On the Library of Law and Liberty website, I have a long review of Edmund Fawcett’s book “Liberalism: The Life of an Idea“. Fawcett writes well and his book is a pleasant read. But he considers “liberalism” such a vague and loose ideology that it is very difficult to find any consistency in it. Sure, Friedrich Hayek and Jean Paul Sartre may have had something in common. They both wore glasses, for example. But if we need to discuss what a political doctrine is about, we need to draw a line, at some point.

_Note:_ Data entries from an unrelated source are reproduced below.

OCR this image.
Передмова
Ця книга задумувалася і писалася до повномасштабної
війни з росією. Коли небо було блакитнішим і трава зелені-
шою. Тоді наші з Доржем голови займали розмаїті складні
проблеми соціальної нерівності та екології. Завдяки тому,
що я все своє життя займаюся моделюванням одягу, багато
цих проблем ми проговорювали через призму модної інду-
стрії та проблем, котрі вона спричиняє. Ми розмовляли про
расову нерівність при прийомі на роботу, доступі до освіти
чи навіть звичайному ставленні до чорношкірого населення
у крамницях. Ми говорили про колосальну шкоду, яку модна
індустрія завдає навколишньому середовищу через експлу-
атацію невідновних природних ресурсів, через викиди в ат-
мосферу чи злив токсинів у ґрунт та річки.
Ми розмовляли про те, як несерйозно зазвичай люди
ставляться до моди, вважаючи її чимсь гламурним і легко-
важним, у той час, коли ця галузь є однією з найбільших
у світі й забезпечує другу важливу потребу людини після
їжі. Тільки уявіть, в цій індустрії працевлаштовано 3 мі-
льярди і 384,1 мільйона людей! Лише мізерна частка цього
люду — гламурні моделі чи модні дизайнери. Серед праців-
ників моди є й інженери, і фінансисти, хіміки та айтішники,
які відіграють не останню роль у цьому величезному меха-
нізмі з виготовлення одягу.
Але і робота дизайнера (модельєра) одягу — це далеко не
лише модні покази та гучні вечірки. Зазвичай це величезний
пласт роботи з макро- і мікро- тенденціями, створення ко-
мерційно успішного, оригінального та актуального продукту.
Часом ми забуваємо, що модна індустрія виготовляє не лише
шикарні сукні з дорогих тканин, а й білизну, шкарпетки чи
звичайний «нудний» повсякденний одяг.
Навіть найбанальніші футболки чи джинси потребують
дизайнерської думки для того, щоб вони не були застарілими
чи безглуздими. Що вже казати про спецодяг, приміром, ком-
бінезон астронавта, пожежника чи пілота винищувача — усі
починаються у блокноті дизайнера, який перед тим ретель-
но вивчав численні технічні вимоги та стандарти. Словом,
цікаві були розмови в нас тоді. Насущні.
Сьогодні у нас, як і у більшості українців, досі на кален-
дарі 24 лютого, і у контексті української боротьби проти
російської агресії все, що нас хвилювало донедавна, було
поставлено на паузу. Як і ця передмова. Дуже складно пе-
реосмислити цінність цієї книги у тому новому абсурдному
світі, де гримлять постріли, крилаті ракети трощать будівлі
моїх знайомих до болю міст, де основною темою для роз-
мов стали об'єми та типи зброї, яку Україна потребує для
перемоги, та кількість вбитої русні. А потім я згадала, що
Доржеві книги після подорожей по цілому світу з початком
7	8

Furthermore, I found his dismissal of Ludwig von Mises rather disappointing. Sure enough, one can be a classical liberal and find Mises’ framework unattractive. However, I always find questioning an author’s motives, instead of engaging with his thinking, a rather dubious endeavor. A book published a few years ago basically claimed that Thomas Babbington Macaulay was basically a great hypocrite, and so what he wrote shouldn’t be taken particularly seriously. I would contend that, if you want to wrestle with a thinker, you should engage with what he wrote. Biographies are important to place the work in context, but any information on the purported lack of attention from somebody’s mother during the subject’s childhood, her networks of friends or sources of research grants she received, is a poor substitute for reading and commenting on her words.
READER COMMENTS
Larry
Oct 13 2014 at 2:45pm
Liberals are almost always more concerned about motives than about results. It doesn’t matter whether a for-profit institution works better then a not for profit institution. The latter is always preferable, because the for-profit is run by greedy people.
ThomasH
Oct 13 2014 at 5:46pm
Funny, in my disagreements with Conservatives (and sometimes with Libertarians), I have almost always found myself struggling to get them to tell me the specific result of the specific policy they object to rather than accusing Liberals of wanting to make the country poorer/grab power/promote socialism/turn the country over to foreigners, etc. That is, the argument has always about motives and principles, not costs and benefits of measures.
But this difference between Larry’s and my perception may be because we both see in those who disagree with us the faults we do not see in ourselves and our own “tribe.”
Andrew_FL
Oct 13 2014 at 9:22pm
Or maybe, Thomas, those of us on the right stopped explaining to our followers and potential followers alike why we have a problem with socialism because we assumed people knew.
I say this because I think it should be acknowledged that even though politics offers both “sides” incentives to argue in this way, it also doesn’t seem to work for the right as well as it does for the left.